C'est cette double exigence d'universalité et de qualité de l'offre nationale qui est consubstantielle au triptyque historique des missions affichées dès 1922 par la BBC et repris par nombre de services publics de l'audiovisuel en Europe : à savoir le fameux « informer, éduquer, divertir ». Sans chercher à invalider les ambitions initiales de nos opérateurs publics, force est néanmoins de constater la relative obsolescence qui frappe aujourd'hui la formulation desdites missions.

La multiplication exponentielle des canaux de diffusion et l'émergence d'une concurrence privée forte se sont traduites par un recul et une fragmentation de l'audience de nos antennes publiques et une interrogation sur la nature distinctive de certaines des missions assignées. Le divertissement, le mélange des genres - l' infotainment par exemple -, la dictature de l'éphémère et du spectaculaire ont envahi le spectre médiatique. Une pression à laquelle l'audiovisuel public a souvent du mal à résister, au risque d'être délaissé par des pans entiers de la population.

Et si dans tous les pays, l'information publique a su conquérir, parfois de haute lutte, son indépendance à l'égard des pouvoirs publics, elle peine souvent à rester référentielle auprès de nos concitoyens.

Quant à l'offre culturelle ou à vocation éducative, elle échappe difficilement à l'un des deux écueils qui la menace : l'élitisme et le ghetto du gotha d'une part ; la dilution à l'extrême et le nivellement par le bas, d'autre part.
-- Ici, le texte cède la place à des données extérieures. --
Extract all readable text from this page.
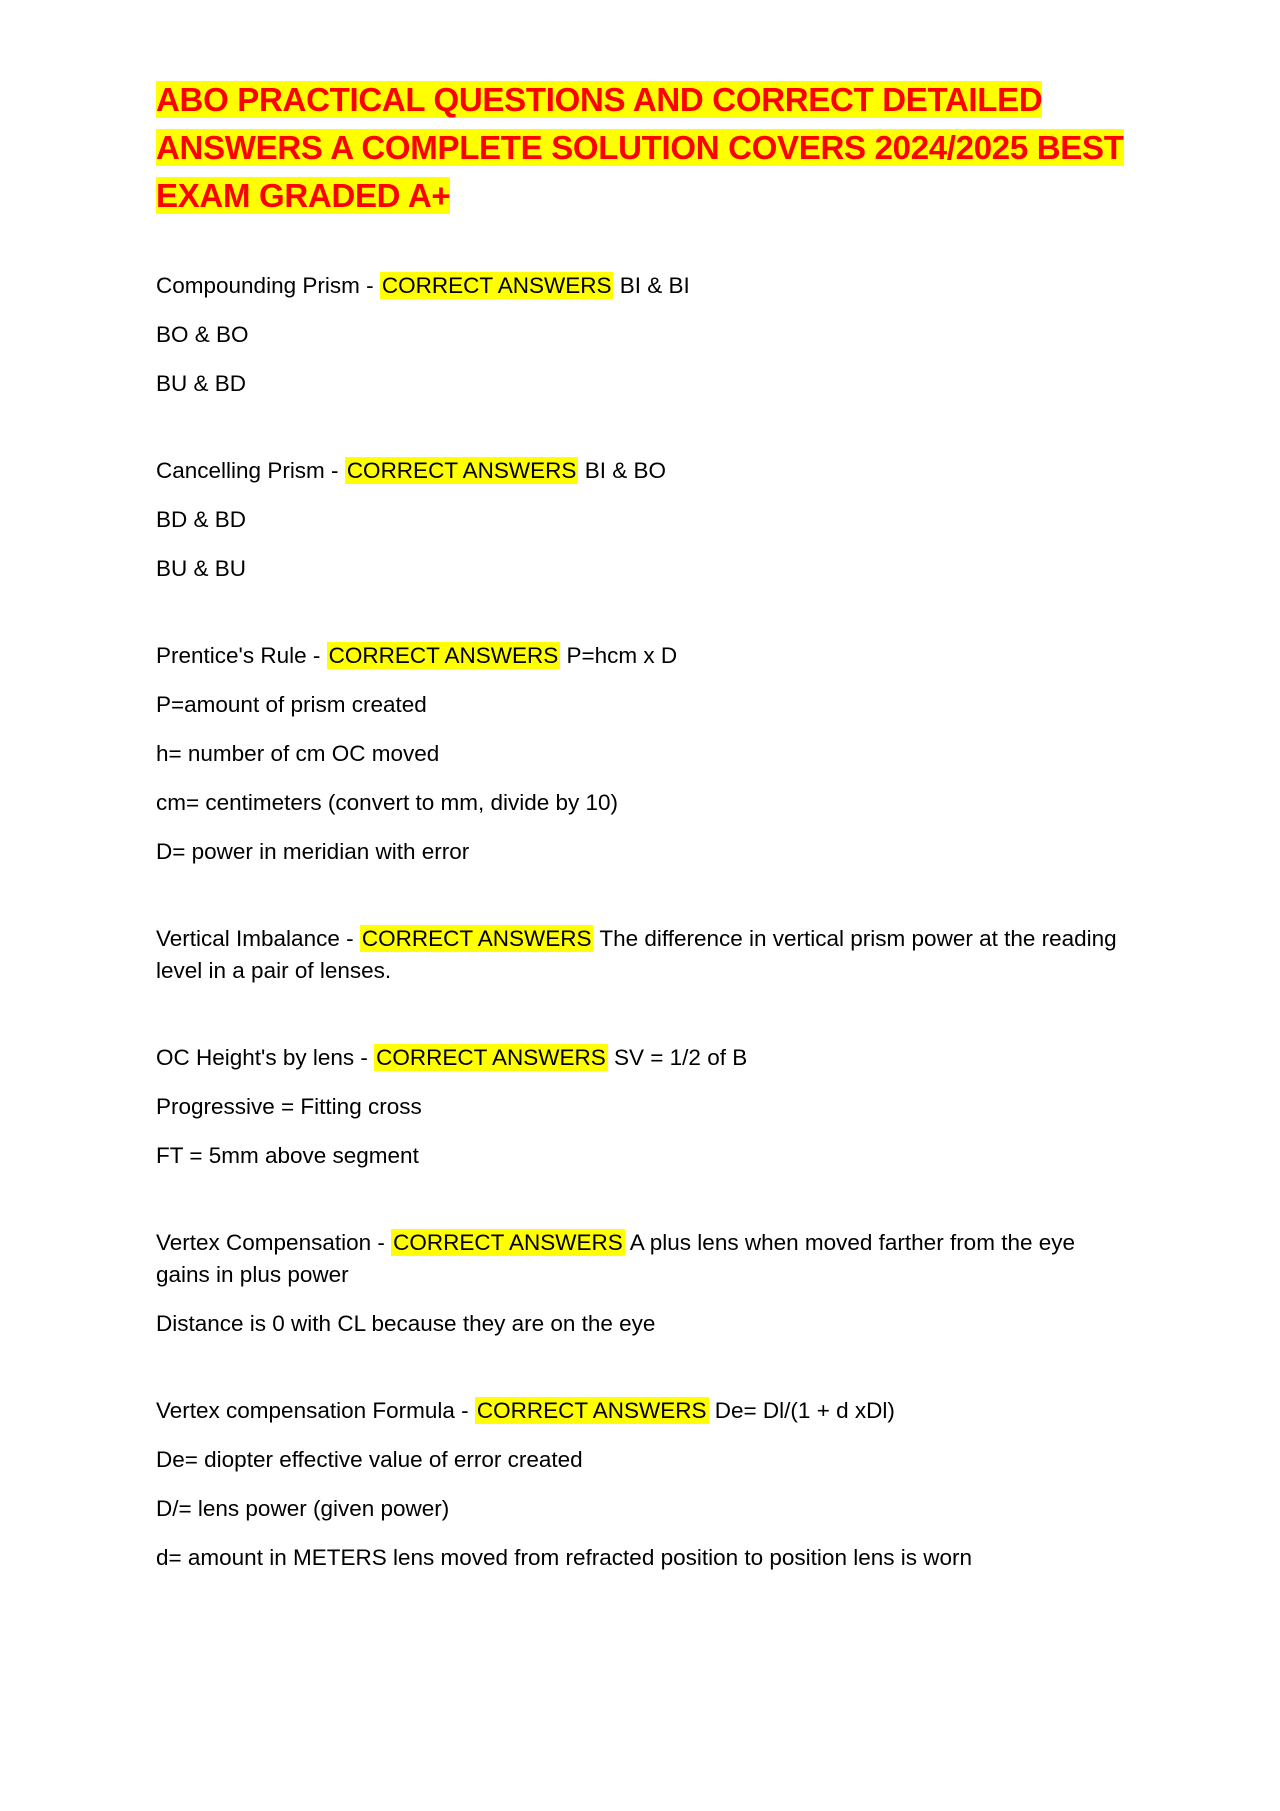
ABO PRACTICAL QUESTIONS AND CORRECT DETAILED ANSWERS A COMPLETE SOLUTION COVERS 2024/2025 BEST EXAM GRADED A+
Compounding Prism - CORRECT ANSWERS BI & BI
BO & BO
BU & BD
Cancelling Prism - CORRECT ANSWERS BI & BO
BD & BD
BU & BU
Prentice's Rule - CORRECT ANSWERS P=hcm x D
P=amount of prism created
h= number of cm OC moved
cm= centimeters (convert to mm, divide by 10)
D= power in meridian with error
Vertical Imbalance - CORRECT ANSWERS The difference in vertical prism power at the reading level in a pair of lenses.
OC Height's by lens - CORRECT ANSWERS SV = 1/2 of B
Progressive = Fitting cross
FT = 5mm above segment
Vertex Compensation - CORRECT ANSWERS A plus lens when moved farther from the eye gains in plus power
Distance is 0 with CL because they are on the eye
Vertex compensation Formula - CORRECT ANSWERS De= Dl/(1 + d xDl)
De= diopter effective value of error created
D/= lens power (given power)
d= amount in METERS lens moved from refracted position to position lens is worn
Par ailleurs, et malgré les opportunités dont il est porteur, le développement du numérique représente également une forme de menace pour nos paysages audiovisuels nationaux traditionnels. Il s'accompagne en effet d'une globalisation et d'une dérégulation de l'offre, d'une dilution du statut de l'éditeur-diffuseur qui cimentait autrefois les programmes et les publics dans le temps et dans l'espace. La dé-linéarisation conduit à des usages qui flattent une politique de la demande fondée sur une consommation en libre-service, au détriment d'une politique de l'offre structurée par un cahier des charges voulu par les acteurs publics.

L'audiovisuel public peut-il parvenir à se différencier dans un univers concurrentiel de plus en plus riche sans se marginaliser et échouer dans sa vocation à s'adresser à tous ? A-t-il encore les moyens d'assurer sa mission de cohésion de la nation, de valorisation de sa langue et de sa culture et d'éveil de ses publics ?

Sans préempter le riche débat qui nous attend, je crois qu'une réforme de l'audiovisuel public passe, en premier lieu aujourd'hui, par une requalification de ses missions au regard des nouveaux défis auxquels il doit faire face : se rapprocher de ses territoires et de ses publics là où l'offre globale tend à se standardiser à l'échelle mondiale ; faire rayonner notre culture et notre création en coopérant davantage avec nos partenaires européens ; opter pour l'approfondissement et l'explication face à la superficialité de l'instantané et de l'éphémère ; et enfin, mais non le moindre, ré-enchanter le public en faisant preuve d'audace et de réel souci de partage avec celui-ci.

Il me reste à présent, Mesdames et Messieurs les dirigeants des services publics de l'audiovisuel en Europe, à vous laisser la parole afin que vous puissiez nous préciser vos approches respectives des missions qui vous incombent.

Ce débat permettra peut-être d'esquisser ce que pourrait être un véritable modèle européen de service public de l'audiovisuel. Je vous remercie de votre attention.